This book was published in 2003. This book explores an important issue within the free will debate: the relation between free will and moral responsibility. In his seminal article "Alternate Possibilities and Moral Responsibility", Harry Frankfurt launched a vigorous attack on the standard conception of that relation, questioning the claim that a person is morally responsible for what she has done only if she could have done otherwise. Since then, Frankfurt's thesis has been at the center of philosophical discussions on free will and moral responsibility. "Moral Responsibility and Alternative Possibilities", edited by David Widerker and Michael McKenna, draws together the most recent work on Frankfurt's thesis by leading theorists in the area of free will and responsibility.
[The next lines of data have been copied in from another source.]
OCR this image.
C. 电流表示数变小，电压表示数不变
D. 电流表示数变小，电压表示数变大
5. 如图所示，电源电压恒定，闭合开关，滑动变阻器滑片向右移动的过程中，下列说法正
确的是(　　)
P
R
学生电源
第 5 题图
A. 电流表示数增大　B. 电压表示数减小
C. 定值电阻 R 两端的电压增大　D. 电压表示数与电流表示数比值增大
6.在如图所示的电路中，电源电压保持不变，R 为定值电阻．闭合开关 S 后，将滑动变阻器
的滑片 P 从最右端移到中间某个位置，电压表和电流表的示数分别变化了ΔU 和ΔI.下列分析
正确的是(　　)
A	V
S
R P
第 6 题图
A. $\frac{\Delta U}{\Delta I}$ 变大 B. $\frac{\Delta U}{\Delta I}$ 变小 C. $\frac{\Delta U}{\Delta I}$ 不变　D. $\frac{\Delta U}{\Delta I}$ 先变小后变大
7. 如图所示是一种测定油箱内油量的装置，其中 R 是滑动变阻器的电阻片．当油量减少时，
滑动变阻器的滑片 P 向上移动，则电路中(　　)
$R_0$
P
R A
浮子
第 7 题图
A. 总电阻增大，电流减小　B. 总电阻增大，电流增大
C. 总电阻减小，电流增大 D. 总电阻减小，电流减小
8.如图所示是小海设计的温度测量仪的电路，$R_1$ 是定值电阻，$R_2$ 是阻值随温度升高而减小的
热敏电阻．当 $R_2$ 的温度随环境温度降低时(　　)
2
As the majority of the essays appear here for the first time, "Moral Responsibility and Alternative Possibilities" offers the newest developments in this important debate.
Table of Contents
Introduction, Michael McKenna and David Widerker; Alternate possibilities and moral responsibility, Harry Frankfurt; Responsibility and alternative possibilities, John Martin Fischer; Blameworthiness and Frankfurt's argument against the principle of alternative possibilities, David Widerker; In defense of alternative possibilities: why I don't find Frankfurt's argument convincing, Carl Ginet; Responsibility, indeterminism and Frankfurt-style cases: a reply to Mele and Robb, Robert Kane; Classical compatibilism: not dead yet, Bernard Berofksy; BBs, magnets, and seesaws: the metaphysics of Frankfurt-style cases, Alfred R. Mele and David Robb; Moral responsibility without alternative possibilities, Eleonore Stump; Freedom, foreknowledge, and Frankfurt, David Hunt; Source incompatibilism and alternative possibilities, Derk Pereboom; Robustness, control, and the demand for morally significant alternatives: Frankfurt examples with oodles and oodles of alternatives, Michael McKenna; Alternate possibilities and Reid's theory of agent causation, William Rowe; Responsibility and agent causation, John Martin Fischer; Soft libertarianism and flickers of freedom, Alfred Mele; 'Ought' implies 'can', blameworthiness, and the principle of alternate possibilities, David Copp; The moral significance of alternate possibilities, Michael Zimmerman; The selling of Joseph - a Frankfurtian interpretation, Charlotte Katzoff; Some thoughts concerning PAP, Harry Frankfurt.
David Widerker is Professor in the Department of Philosophy, Bar-Ilan University, Israel. Michael McKenna is Professor in the Philosophy and Religion Department at Ithaca College, USA.